True, He could meet a weak faith--the very weakest. He could meet an
"If Thou _wilt_" with a gracious "I will"--an "If Thou _canst_" with
"If thou canst believe, all things are possible." The faintest look,
the feeblest touch, was sure to meet with a gracious response; but the
Saviour's heart was gratified and His spirit refreshed when He could
say, "O woman, great is thy faith; be it unto thee even as thou wilt;"
and again, "I have not found so great faith, no, not in Israel."

Let us remember this. We may rest assured it is the very same to-day
as when our blessed Lord was here amongst men. He loves to be trusted,
to be used, to be drawn upon. We can never go too far in counting on
the love of His heart or the strength of His hand. There is nothing
too small, nothing too great for Him; He has all power in heaven and
on earth; He is head over all things to His Church; He holds the
universe together; He upholds all things by the word of His power.
Philosophers talk of the forces and laws of nature: the Christian
thinks with delight of Christ, His hand, His Word, His mighty power.
By Him all things were created, and by Him all things consist.

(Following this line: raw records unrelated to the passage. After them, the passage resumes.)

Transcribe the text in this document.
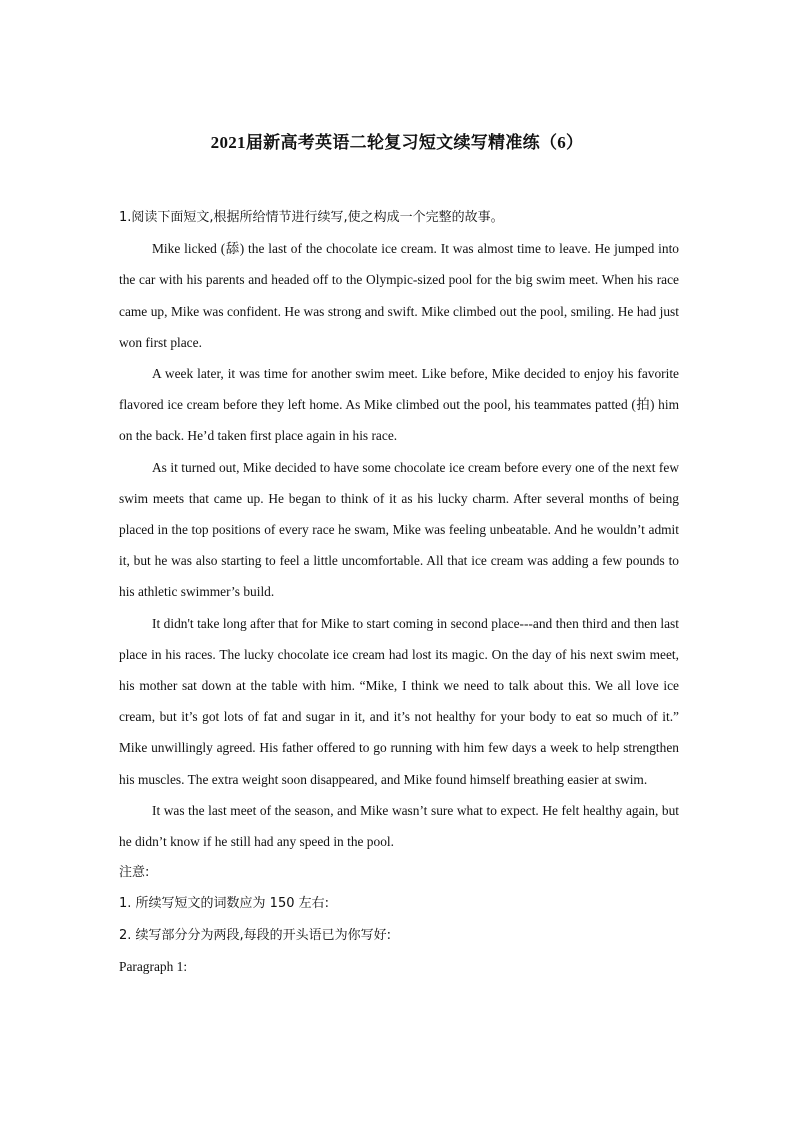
2021届新高考英语二轮复习短文续写精准练（6）

1.阅读下面短文,根据所给情节进行续写,使之构成一个完整的故事。

Mike licked (舔) the last of the chocolate ice cream. It was almost time to leave. He jumped into the car with his parents and headed off to the Olympic-sized pool for the big swim meet. When his race came up, Mike was confident. He was strong and swift. Mike climbed out the pool, smiling. He had just won first place.

A week later, it was time for another swim meet. Like before, Mike decided to enjoy his favorite flavored ice cream before they left home. As Mike climbed out the pool, his teammates patted (拍) him on the back. He’d taken first place again in his race.

As it turned out, Mike decided to have some chocolate ice cream before every one of the next few swim meets that came up. He began to think of it as his lucky charm. After several months of being placed in the top positions of every race he swam, Mike was feeling unbeatable. And he wouldn’t admit it, but he was also starting to feel a little uncomfortable. All that ice cream was adding a few pounds to his athletic swimmer’s build.

It didn't take long after that for Mike to start coming in second place---and then third and then last place in his races. The lucky chocolate ice cream had lost its magic. On the day of his next swim meet, his mother sat down at the table with him. “Mike, I think we need to talk about this. We all love ice cream, but it’s got lots of fat and sugar in it, and it’s not healthy for your body to eat so much of it.” Mike unwillingly agreed. His father offered to go running with him few days a week to help strengthen his muscles. The extra weight soon disappeared, and Mike found himself breathing easier at swim.

It was the last meet of the season, and Mike wasn’t sure what to expect. He felt healthy again, but he didn’t know if he still had any speed in the pool.

注意:

1. 所续写短文的词数应为 150 左右:

2. 续写部分分为两段,每段的开头语已为你写好:

Paragraph 1:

And then His love! What rest, what comfort, what joy, to know and
remember that the almighty Creator and Upholder of the universe is the
everlasting Lover of our souls! that He loves us perfectly; that His
eye is ever upon us, His heart ever toward us; that He has charged
Himself with all our wants, whatever these wants may be--whether
physical, mental, or spiritual! There is not a single thing within the
entire range of our necessities that is not treasured up for us in
Christ. He is Heaven's treasury--God's storehouse, and all this for
us.

Why, then, should we ever turn to another? Why should we ever,
directly or indirectly, make known our wants to a poor fellow-mortal?
Why not go straight to Jesus? Do we want sympathy? Who can sympathize
with us like our most merciful High-Priest, who is touched with the
feeling of our infirmities? Do we want help of any kind? Who can help
us like our almighty Friend, the Possessor of unsearchable riches? Do
we want counsel or guidance? Who can give it like the blessed One who
is the very wisdom of God, and who is made of God unto us wisdom? Oh,
let us not wound His loving heart, and dishonor His glorious name by
turning away from Him. Let us jealously watch against the tendency so
natural to us to cherish human hopes, creature-confidences, and
earthly expectations. Let us abide hard by the Fountain, and we shall
never have to complain of the streams. In a word, let us seek to live
by faith, and thus glorify God in our day and generation.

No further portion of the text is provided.